Titus Stahl wants to tell us "Why politics needs hope (but no longer inspires it)." His brief article in Aeon is discouraging, coming to the following conclusion: 

It is rational, perhaps even necessary, to recruit the notion of hope for the purposes of justice. And this is why the rhetoric of hope has all but disappeared. We can seriously employ the rhetoric of hope only when we believe that citizens can be brought to develop a shared commitment to exploring ambitious projects of social justice, even when they disagree about their content. This belief has become increasingly implausible in light of recent developments that reveal how divided Western democracies really are. A sizable minority in Europe and the US has made it clear, in response to the rhetoric of hope, that it disagrees not only about the meaning of justice but also with the very idea that our current vocabulary of social justice ought to be extended. One can, of course, still individually hope that those who hold this view will be convinced to change it. As things stand, however, this is not a hope that they are able to share. [Emphasis added]

I refuse to take up Stahl's invitation to abandon hope. It is precisely in the land of the implausible that hope is most necessary. The very nature of hope is to be free from the stifling tyranny that insists that what exists now is all that ever can exist.

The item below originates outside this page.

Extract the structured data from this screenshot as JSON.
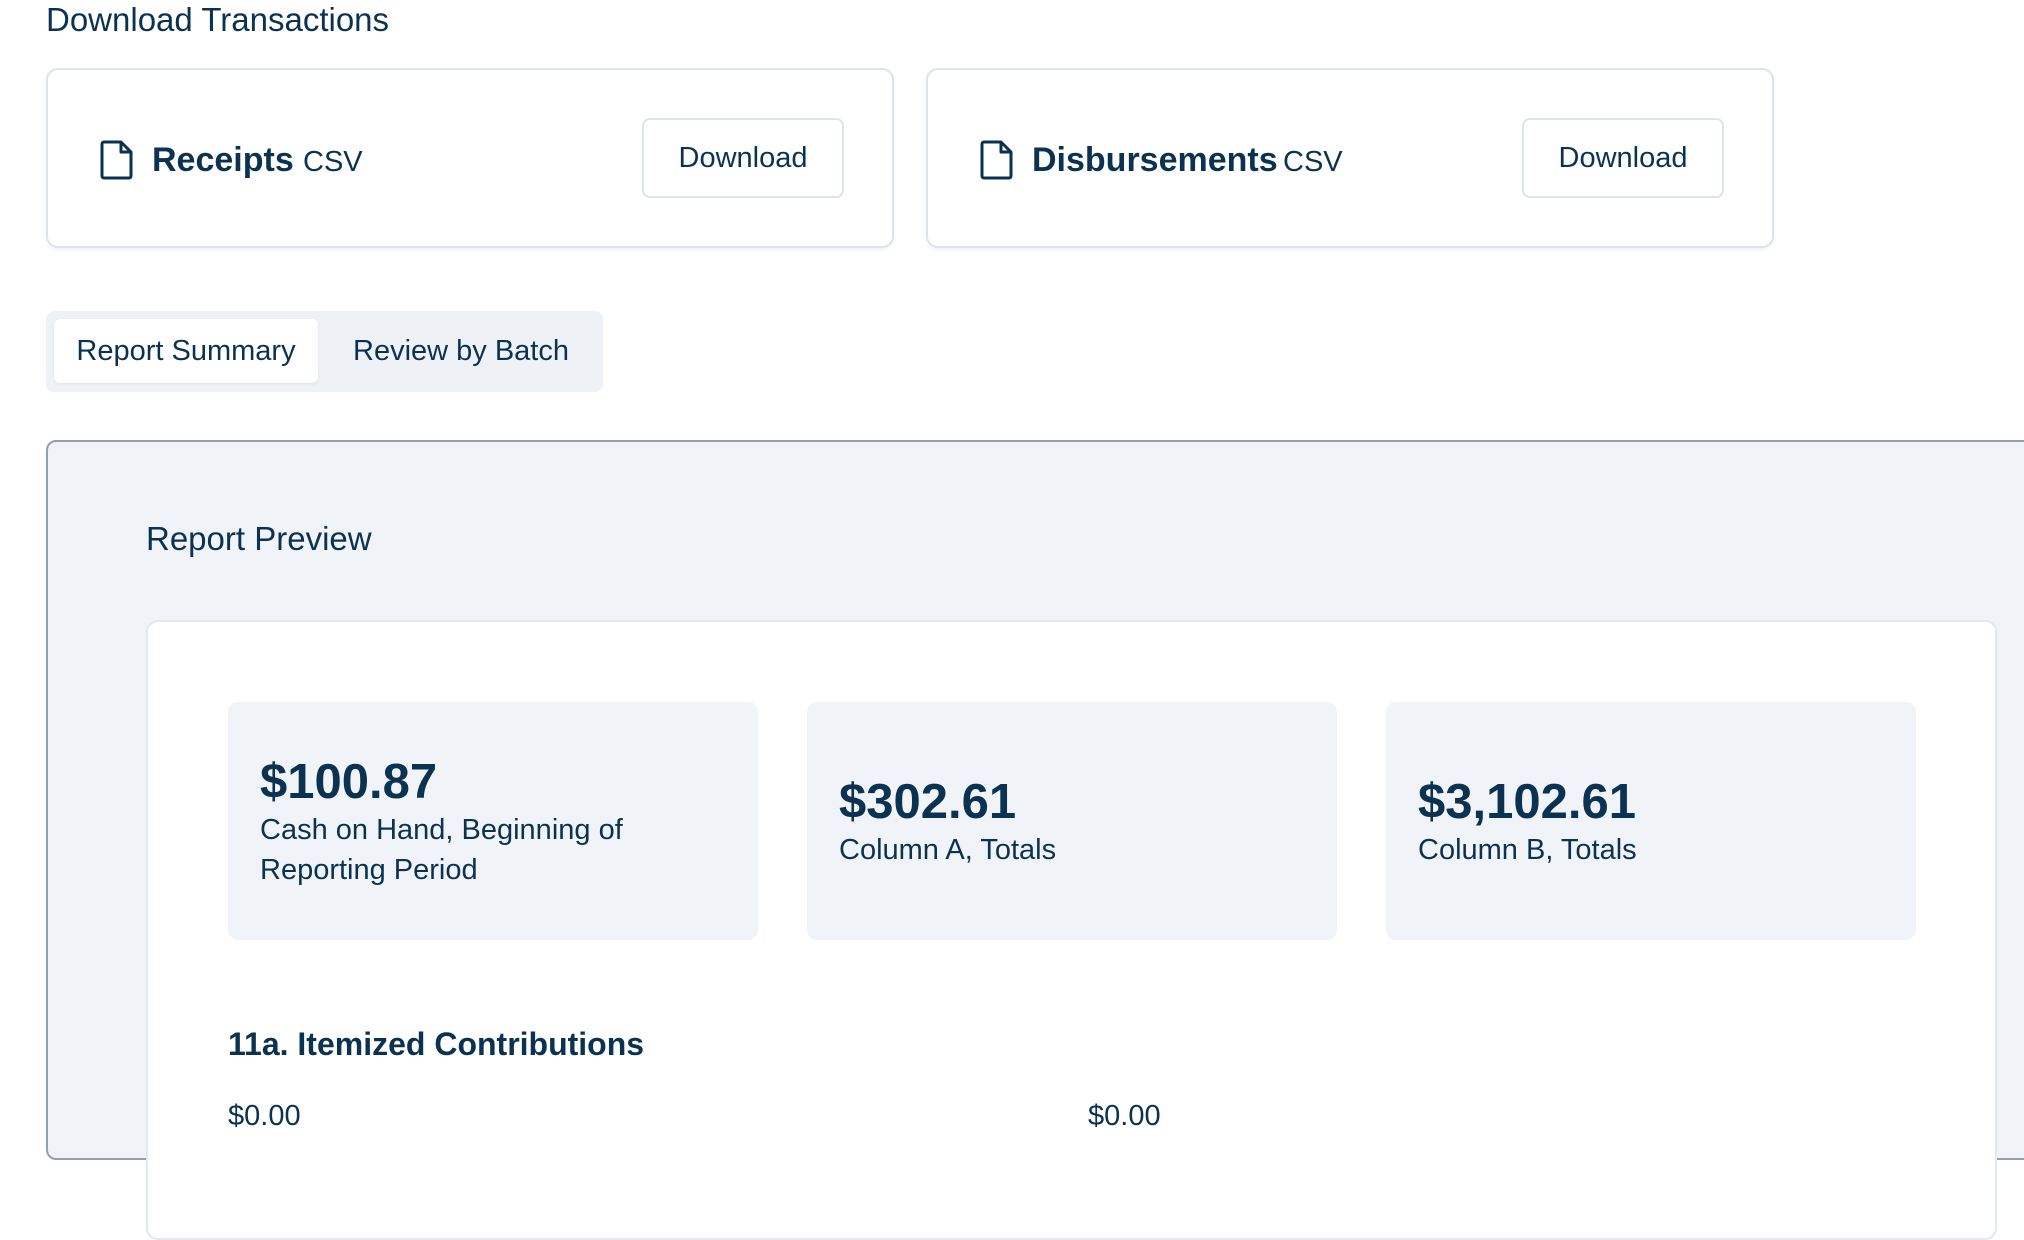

Stahl is on the mark with his description of the world as it is. Hope is a vision of a world that can be! I refuse to join with anyone who says that they cannot believe "that citizens can be brought to develop a shared commitment to exploring ambitious projects of social justice." Oh yeah?

Martin Luther King, Jr. did not walk away from hope. When social justice advocates walk away from hope, it means that they have forgotten what hope is all about.